Overstone Spotlight: Interview with Chris Mann - 2 March 2026
 

Overstone Spotlight

Chris Mann: Head of Data

Could you tell us about your professional journey and what drew you to the field of data at Overstone? How has your experience shaped the way you approach data and analytics today?

I started my career in a rigorous, safety-critical environment as a Nuclear Engineer for Rolls-Royce, where I managed multimillion-pound submarine maintenance projects. That experience drilled into me the absolute necessity of strict engineering standards and robust stakeholder management.

I then transitioned into enterprise consultancy at Deloitte as a Lead Data Scientist, where I designed and delivered large-scale machine learning platforms, including a trade promotion optimisation system on Microsoft Azure.

What drew me to Overstone was the unique opportunity to combine my 'heavy engineering' background with the agility of a start-up. Today, my approach to data is entirely shaped by this blend: I focus on enforcing production-grade Machine Learning Operations (MLOps) and reliability, while maintaining the speed and innovation necessary to scale a WealthTech business.

Overstone combines human expertise with machine learning. From your perspective, what are the biggest benefits and challenges of this human-in-the-loop approach, and how does it enhance the reliability of your predictions?

At Overstone, we rely heavily on our art team to review data structuring, insights, and valuations, which is crucial for building trust in art as a true financial asset.

The biggest benefit of this human-in-the-loop approach is the assurance of quality in a regulated, yet highly subjective, market. Art market data is noisy - the value of Picasso's works vary by six orders of magnitude, for example - so having high quality, correct data is vital to minimise noise.

That said, the primary challenge is the sheer time burden this work places on our art specialists.

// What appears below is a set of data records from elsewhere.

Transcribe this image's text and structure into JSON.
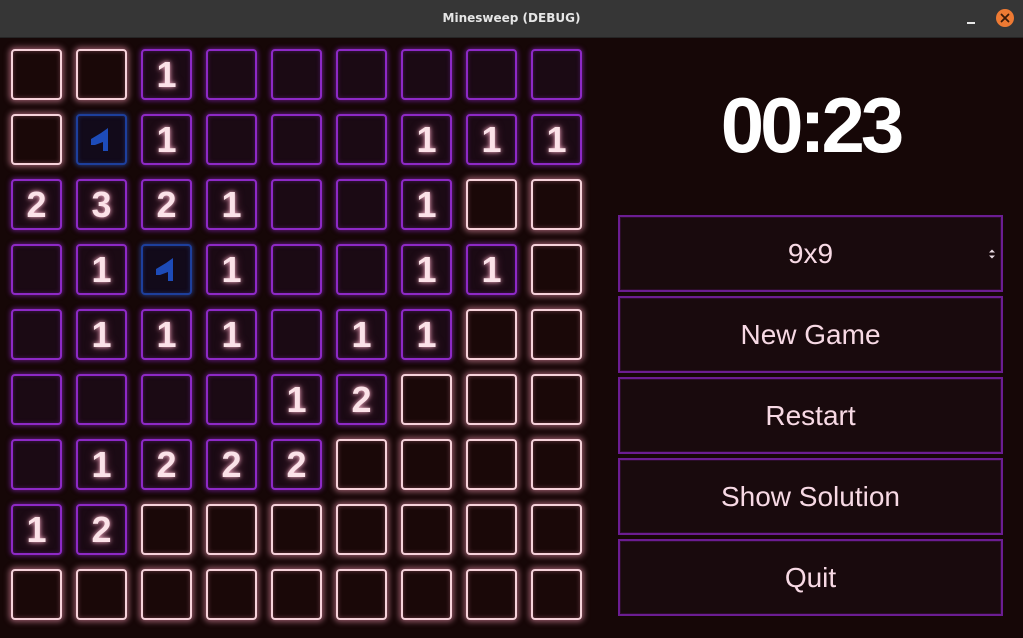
{
  "window": {
    "title": "Minesweep (DEBUG)"
  },
  "timer": "00:23",
  "board": {
    "rows": 9,
    "cols": 9,
    "legend": "H = hidden, F = flagged, E = revealed empty, digits = revealed count",
    "grid": [
      [
        "H",
        "H",
        "1",
        "E",
        "E",
        "E",
        "E",
        "E",
        "E"
      ],
      [
        "H",
        "F",
        "1",
        "E",
        "E",
        "E",
        "1",
        "1",
        "1"
      ],
      [
        "2",
        "3",
        "2",
        "1",
        "E",
        "E",
        "1",
        "H",
        "H"
      ],
      [
        "E",
        "1",
        "F",
        "1",
        "E",
        "E",
        "1",
        "1",
        "H"
      ],
      [
        "E",
        "1",
        "1",
        "1",
        "E",
        "1",
        "1",
        "H",
        "H"
      ],
      [
        "E",
        "E",
        "E",
        "E",
        "1",
        "2",
        "H",
        "H",
        "H"
      ],
      [
        "E",
        "1",
        "2",
        "2",
        "2",
        "H",
        "H",
        "H",
        "H"
      ],
      [
        "1",
        "2",
        "H",
        "H",
        "H",
        "H",
        "H",
        "H",
        "H"
      ],
      [
        "H",
        "H",
        "H",
        "H",
        "H",
        "H",
        "H",
        "H",
        "H"
      ]
    ]
  },
  "controls": {
    "size_select": "9x9",
    "new_game": "New Game",
    "restart": "Restart",
    "show_solution": "Show Solution",
    "quit": "Quit"
  },
  "colors": {
    "background": "#160707",
    "revealed_border": "#8d29c6",
    "hidden_border": "#f6d2da",
    "flag": "#1d4bb8",
    "button_border": "#6b1d92",
    "button_text": "#f7d9e4"
  },
  "icons": {
    "flag": "flag-icon",
    "close": "close-icon",
    "minimize": "minimize-icon"
  }
}
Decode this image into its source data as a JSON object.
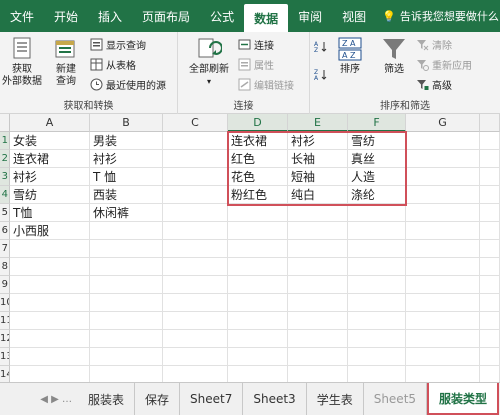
{
  "ribbon_tabs": [
    "文件",
    "开始",
    "插入",
    "页面布局",
    "公式",
    "数据",
    "审阅",
    "视图"
  ],
  "active_tab": "数据",
  "tell_me": "告诉我您想要做什么",
  "groups": {
    "get_transform": {
      "label": "获取和转换",
      "get_external": "获取\n外部数据",
      "new_query": "新建\n查询",
      "show_queries": "显示查询",
      "from_table": "从表格",
      "recent_sources": "最近使用的源"
    },
    "connections": {
      "label": "连接",
      "refresh_all": "全部刷新",
      "connections": "连接",
      "properties": "属性",
      "edit_links": "编辑链接"
    },
    "sort_filter": {
      "label": "排序和筛选",
      "sort": "排序",
      "filter": "筛选",
      "clear": "清除",
      "reapply": "重新应用",
      "advanced": "高级"
    }
  },
  "columns": [
    "A",
    "B",
    "C",
    "D",
    "E",
    "F",
    "G"
  ],
  "rows": [
    "1",
    "2",
    "3",
    "4",
    "5",
    "6",
    "7",
    "8",
    "9",
    "10",
    "11",
    "12",
    "13",
    "14"
  ],
  "cells": {
    "A1": "女装",
    "A2": "连衣裙",
    "A3": "衬衫",
    "A4": "雪纺",
    "A5": "T恤",
    "A6": "小西服",
    "B1": "男装",
    "B2": "衬衫",
    "B3": "T 恤",
    "B4": "西装",
    "B5": "休闲裤",
    "D1": "连衣裙",
    "D2": "红色",
    "D3": "花色",
    "D4": "粉红色",
    "E1": "衬衫",
    "E2": "长袖",
    "E3": "短袖",
    "E4": "纯白",
    "F1": "雪纺",
    "F2": "真丝",
    "F3": "人造",
    "F4": "涤纶"
  },
  "sheet_tabs": [
    "服装表",
    "保存",
    "Sheet7",
    "Sheet3",
    "学生表",
    "Sheet5",
    "服装类型"
  ],
  "active_sheet": "服装类型",
  "colors": {
    "brand": "#217346",
    "selection": "#d0505a"
  }
}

My goal is to scale that human expertise by automating the heavy lifting. This is a continuously improving process and one that Large Language Models (LLMs) and Vision-Language Models (VLMs) increasingly play a part in.

 

Generative AI and large language models (llms) are increasingly shaping the art and data landscape. How do you see LLMs being integrated into Overstone’s workflow, and what potential do you think they hold for transforming data analysis in the art market?

We have been keeping an eye on deep learning and GenAI for years and have already integrated GenAI into many aspects of our workflow, from using Cursor (an agentic software development program) to performing entity resolution or data structuring.

The ability of LLMs to reason about the meaning of text already enables things like researching and analysing historical and upcoming exhibitions at a scale that was previously impracticable.

Increasingly, the visual capabilities of VLMs is of particular interest - it is no longer inconceivable that AI could perform visual appraisals of artworks in the not-too-distant future, for example.

Like many areas of our lives, I expect GenAI to transform the art market. I think it is only a matter of time before an AI acts on behalf of a collector to buy a work at auction, especially with OpenClaw unleashed online already. Failing that, perhaps an AI will use Rent-a-Human AI to bid in a live auction!

...and finally, if any artwork could hang on your wall, which one would you choose and why?

After all this talk of GenAI, I thought it would be entertaining to ask an LLM to answer this question.

After telling it Chien Chung Wei is my favourite artist and a bit about myself, here's what it said: “I would choose a piece by Chien Chung Wei. Given my academic background in physics, I am naturally drawn to his structural mastery of light, shadow, and architectural composition. His work is incredibly precise and analytical in its foundation, yet it flows beautifully and effortlessly on the canvas." Clearly the LLM hallucination problem has not been solved yet.